Mitigation strategies:
Plan the journey, not just the destination: Apply a “safe driver, safe vehicle, safe journey” risk assessment for every driving task (route, timing, weather, traffic, comms, rest stops).
Manage fatigue like a critical risk: Enforce Hours-of-Service/tachograph rules; schedule rest (breaks at least every 2 hours), avoid 02:00–06:00 runs where possible; deploy fatigue risk management (training, monitoring, no-blame stop-work).
Zero tolerance for distraction: Ban texting/handheld use; discourage “business” calls while driving (even hands-free); use tech/app locks and policy enforcement.
Weather and infrastructure controls: Define go/no-go triggers (snow squalls, flooding, high winds); adapt speed, spacing, and routes; brief on roadworks and poor-shoulder stretches; allow schedule slack.

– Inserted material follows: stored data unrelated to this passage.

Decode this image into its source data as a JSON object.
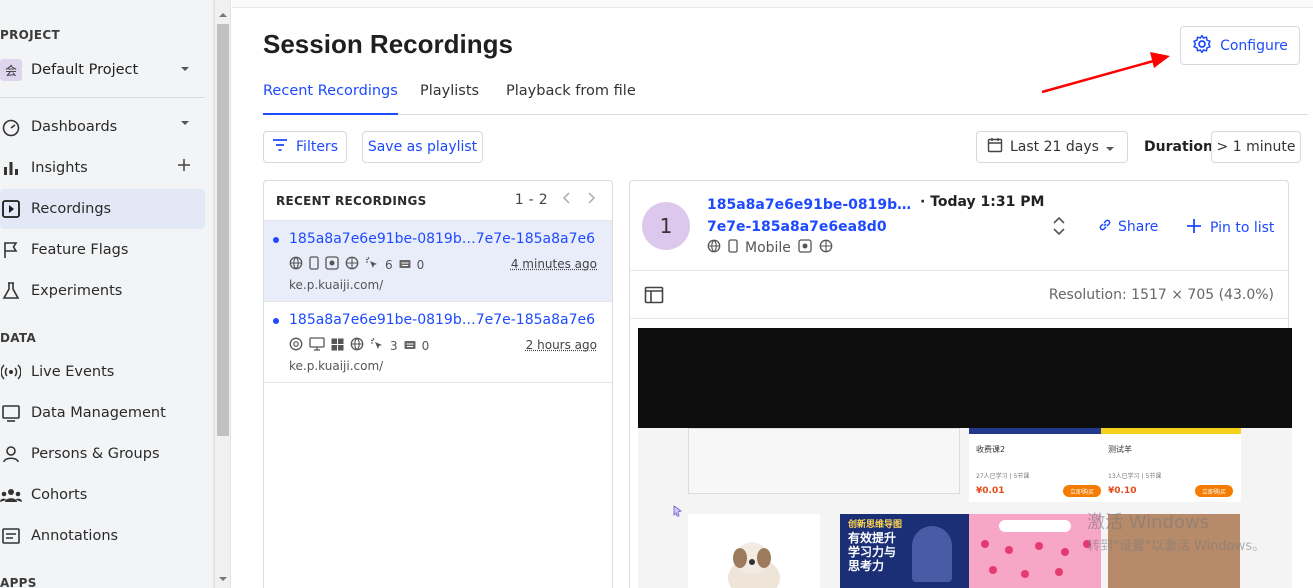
{
  "sidebar": {
    "project_section": "PROJECT",
    "project_name": "Default Project",
    "project_badge": "会",
    "data_section": "DATA",
    "apps_section": "APPS",
    "items": [
      {
        "label": "Dashboards",
        "icon": "gauge-icon"
      },
      {
        "label": "Insights",
        "icon": "bar-chart-icon"
      },
      {
        "label": "Recordings",
        "icon": "play-square-icon"
      },
      {
        "label": "Feature Flags",
        "icon": "flag-icon"
      },
      {
        "label": "Experiments",
        "icon": "flask-icon"
      }
    ],
    "data_items": [
      {
        "label": "Live Events",
        "icon": "broadcast-icon"
      },
      {
        "label": "Data Management",
        "icon": "database-icon"
      },
      {
        "label": "Persons & Groups",
        "icon": "person-icon"
      },
      {
        "label": "Cohorts",
        "icon": "users-icon"
      },
      {
        "label": "Annotations",
        "icon": "annotation-icon"
      }
    ]
  },
  "header": {
    "title": "Session Recordings",
    "configure_label": "Configure"
  },
  "tabs": [
    {
      "label": "Recent Recordings",
      "active": true
    },
    {
      "label": "Playlists",
      "active": false
    },
    {
      "label": "Playback from file",
      "active": false
    }
  ],
  "filters": {
    "filters_label": "Filters",
    "save_playlist_label": "Save as playlist",
    "date_range": "Last 21 days",
    "duration_label": "Duration",
    "duration_value": "> 1 minute"
  },
  "recordings": {
    "heading": "RECENT RECORDINGS",
    "page_range": "1 - 2",
    "items": [
      {
        "id": "185a8a7e6e91be-0819b…7e7e-185a8a7e6",
        "clicks": "6",
        "keys": "0",
        "ago": "4 minutes ago",
        "url": "ke.p.kuaiji.com/"
      },
      {
        "id": "185a8a7e6e91be-0819b…7e7e-185a8a7e6",
        "clicks": "3",
        "keys": "0",
        "ago": "2 hours ago",
        "url": "ke.p.kuaiji.com/"
      }
    ]
  },
  "player": {
    "avatar": "1",
    "id_line1": "185a8a7e6e91be-0819b…",
    "id_line2": "7e7e-185a8a7e6ea8d0",
    "time": "· Today 1:31 PM",
    "device": "Mobile",
    "share_label": "Share",
    "pin_label": "Pin to list",
    "resolution": "Resolution: 1517 × 705 (43.0%)"
  },
  "viewport": {
    "card1_title": "收费课2",
    "card1_sub": "27人已学习 | 5节课",
    "card1_price": "¥0.01",
    "card2_title": "测试羊",
    "card2_sub": "13人已学习 | 5节课",
    "card2_price": "¥0.10",
    "buy_label": "立即购买",
    "thumb2_title": "创新思维导图",
    "thumb2_line1": "有效提升",
    "thumb2_line2": "学习力与",
    "thumb2_line3": "思考力"
  },
  "watermark": {
    "line1": "激活 Windows",
    "line2": "转到\"设置\"以激活 Windows。"
  },
  "colors": {
    "accent": "#1d4aff",
    "arrow": "#ff0000"
  }
}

Vehicle safety & maintenance: Daily defect checks; prompt repairs; verify loads and securement. Fit/enable AEB, FCW, LDW/LKA, ESC, blind-spot systems and seat-belt interlocks; track risky events via telematics for coaching.
Protect lone drivers: Use lone-worker apps/devices with GPS, man-down/impact detection, timed check-ins, SOS linked to a 24/7 response cener; mandate check-in/out protocols and carry emergency kits.
Emergency readiness & aftercare: Provide breakdown/crash procedures (scene safety, triangles, comms tree); enable auto-alerts from telematics after severe impacts; investigate every incident/near-miss and offer post-crash psychological support.
Build competence and culture: Defensive-driving training, induction/refresher talks, and clear accountability; use data (CDC/NIOSH, HSE, EU) to target interventions for high-risk groups and routes.